Zoom sur le bâtiment

Le bâtiment est un outil à multiples fonctions : le couchage, l’alimentation, la traite… Les animaux doivent s’y sentir bien quelle que soit la période.

La ventilation naturelle est un des premiers leviers à actionner. En été, la vitesse d’air frais sur les animaux doit être supérieure à 2m/s, et le renouvellement d’air doit être important. Pour ce faire, il est possible d’ouvrir les longs pans sous forme de trappe, de volet ou de rideau filet brise vent. Préférer créer des ouvertures mobiles, pour éviter une entrée du soleil en fin de journée.

Une fois l’efficacité de la ventilation naturelle approuvée, il est possible de la coupler à de la ventilation mécanique. Le positionnement des ventilateurs doit être réfléchi pour qu’ils soient le plus efficaces possible.

Les translucides de toiture sont la principale source de rayonnement dans les bâtiments. La quantité de translucides à prévoir pour les bâtiments neufs doit tenir compte de l’exposition de ceux-ci et des coups de chaleurs de plus en plus fréquents. Pour les bâtiments existants, plusieurs essais en élevage ont démontré que l’application de peinture de serriste sur les translucides évite le rayonnement direct sur les logettes et l’auge, et réduit l’échauffement.

Suite aux étés caniculaires consécutifs, certains éleveurs s’intéressent à l’isolation de leur bâtiment, notamment par la toiture.

L’eau est le principal élément rafraîchissant pour les animaux. La brumisation est une pratique connue, cependant attention à l’effet climat tropical avec l’augmentation du taux d’humidité, si le bâtiment n’est pas ventilé correctement. La technique la plus efficace reste le douchage des animaux, de préférence à l’extérieur du bâtiment. Il faudra prévoir une zone stabilisée pouvant accueillir la majeure partie du troupeau. En intérieur il est possible d’installer un douchage au niveau des cornadis pour inciter les vaches à venir manger. Les vaches se remettent à ingérer ou à ruminer 15 à 20 minutes après la douche.

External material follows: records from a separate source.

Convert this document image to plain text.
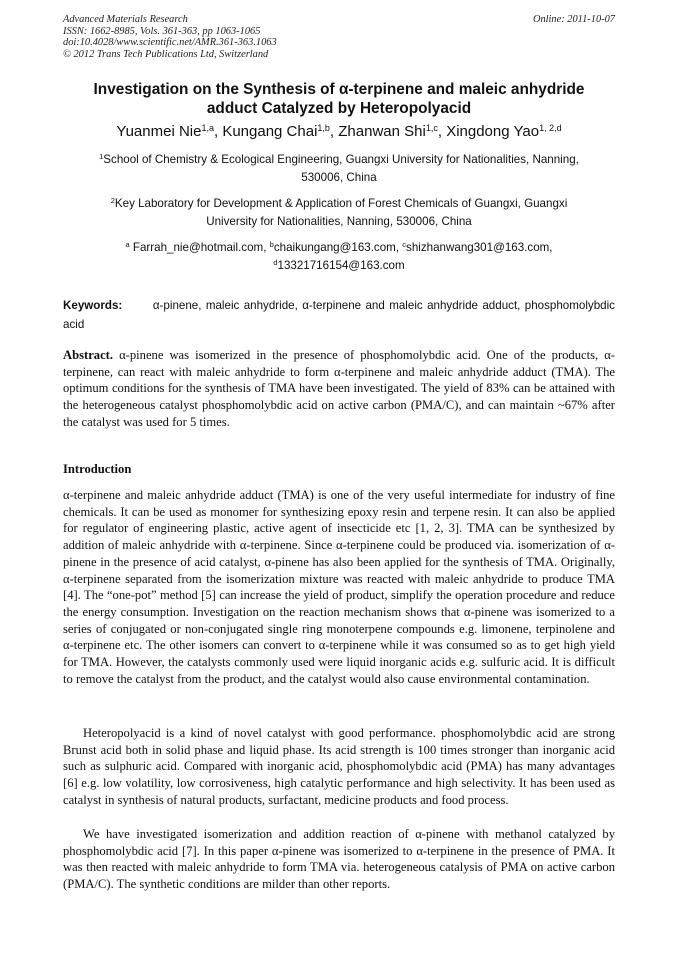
Advanced Materials Research
ISSN: 1662-8985, Vols. 361-363, pp 1063-1065
doi:10.4028/www.scientific.net/AMR.361-363.1063
© 2012 Trans Tech Publications Ltd, Switzerland
Online: 2011-10-07
Investigation on the Synthesis of α-terpinene and maleic anhydride
adduct Catalyzed by Heteropolyacid
Yuanmei Nie$^{1,a}$, Kungang Chai$^{1,b}$, Zhanwan Shi$^{1,c}$, Xingdong Yao$^{1, 2,d}$
$^1$School of Chemistry & Ecological Engineering, Guangxi University for Nationalities, Nanning,
530006, China
$^2$Key Laboratory for Development & Application of Forest Chemicals of Guangxi, Guangxi
University for Nationalities, Nanning, 530006, China
$^a$ Farrah_nie@hotmail.com, $^b$chaikungang@163.com, $^c$shizhanwang301@163.com,
$^d$13321716154@163.com
Keywords:	α-pinene, maleic anhydride, α-terpinene and maleic anhydride adduct, phosphomolybdic acid
Abstract. α-pinene was isomerized in the presence of phosphomolybdic acid. One of the products, α-terpinene, can react with maleic anhydride to form α-terpinene and maleic anhydride adduct (TMA). The optimum conditions for the synthesis of TMA have been investigated. The yield of 83% can be attained with the heterogeneous catalyst phosphomolybdic acid on active carbon (PMA/C), and can maintain ~67% after the catalyst was used for 5 times.
Introduction
α-terpinene and maleic anhydride adduct (TMA) is one of the very useful intermediate for industry of fine chemicals. It can be used as monomer for synthesizing epoxy resin and terpene resin. It can also be applied for regulator of engineering plastic, active agent of insecticide etc [1, 2, 3]. TMA can be synthesized by addition of maleic anhydride with α-terpinene. Since α-terpinene could be produced via. isomerization of α-pinene in the presence of acid catalyst, α-pinene has also been applied for the synthesis of TMA. Originally, α-terpinene separated from the isomerization mixture was reacted with maleic anhydride to produce TMA [4]. The “one-pot” method [5] can increase the yield of product, simplify the operation procedure and reduce the energy consumption. Investigation on the reaction mechanism shows that α-pinene was isomerized to a series of conjugated or non-conjugated single ring monoterpene compounds e.g. limonene, terpinolene and α-terpinene etc. The other isomers can convert to α-terpinene while it was consumed so as to get high yield for TMA. However, the catalysts commonly used were liquid inorganic acids e.g. sulfuric acid. It is difficult to remove the catalyst from the product, and the catalyst would also cause environmental contamination.
Heteropolyacid is a kind of novel catalyst with good performance. phosphomolybdic acid are strong Brunst acid both in solid phase and liquid phase. Its acid strength is 100 times stronger than inorganic acid such as sulphuric acid. Compared with inorganic acid, phosphomolybdic acid (PMA) has many advantages [6] e.g. low volatility, low corrosiveness, high catalytic performance and high selectivity. It has been used as catalyst in synthesis of natural products, surfactant, medicine products and food process.
We have investigated isomerization and addition reaction of α-pinene with methanol catalyzed by phosphomolybdic acid [7]. In this paper α-pinene was isomerized to α-terpinene in the presence of PMA. It was then reacted with maleic anhydride to form TMA via. heterogeneous catalysis of PMA on active carbon (PMA/C). The synthetic conditions are milder than other reports.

N’oublions pas que le couchage doit être irréprochable : il doit être confortable, propre, et accessible par toutes les vaches.

 

Zoom sur l’alimentation

L’alimentation a bien évidemment son rôle à jouer.

La ration doit être disponible pour toutes les vaches, en quantité suffisante. Pour pallier à la diminution de l’ingestion, la stratégie à adopter est de réserver les fourrages de meilleures qualité pour les périodes de stress thermique, en plus d’accroître la densité énergétique de la ration en la concentrant davantage.

Distribuer la ration le soir permet de favoriser l’ingestion, c’est le moment où les animaux reprennent de l’activité.

Ajouter de l’eau dans la ration peut s’avérer judicieux pour la rendre plus fraîche, donc plus appétente, et aussi pour fournir de l’eau sans avoir besoin de la boire.

La disponibilité en eau propre peut être augmentée pour atteindre 15 à 20cm d’abreuvement par vache.

Le pâturage reste envisageable, il faut privilégier les parcelles avec des zones d’ombre suffisantes, et opter pour un pâturage de nuit ou en matinée.

 

Pour vous aider à anticiper les grosses chaleurs, il existe des applications géo-localisables permettant d’avertir d’un stress thermique prochain.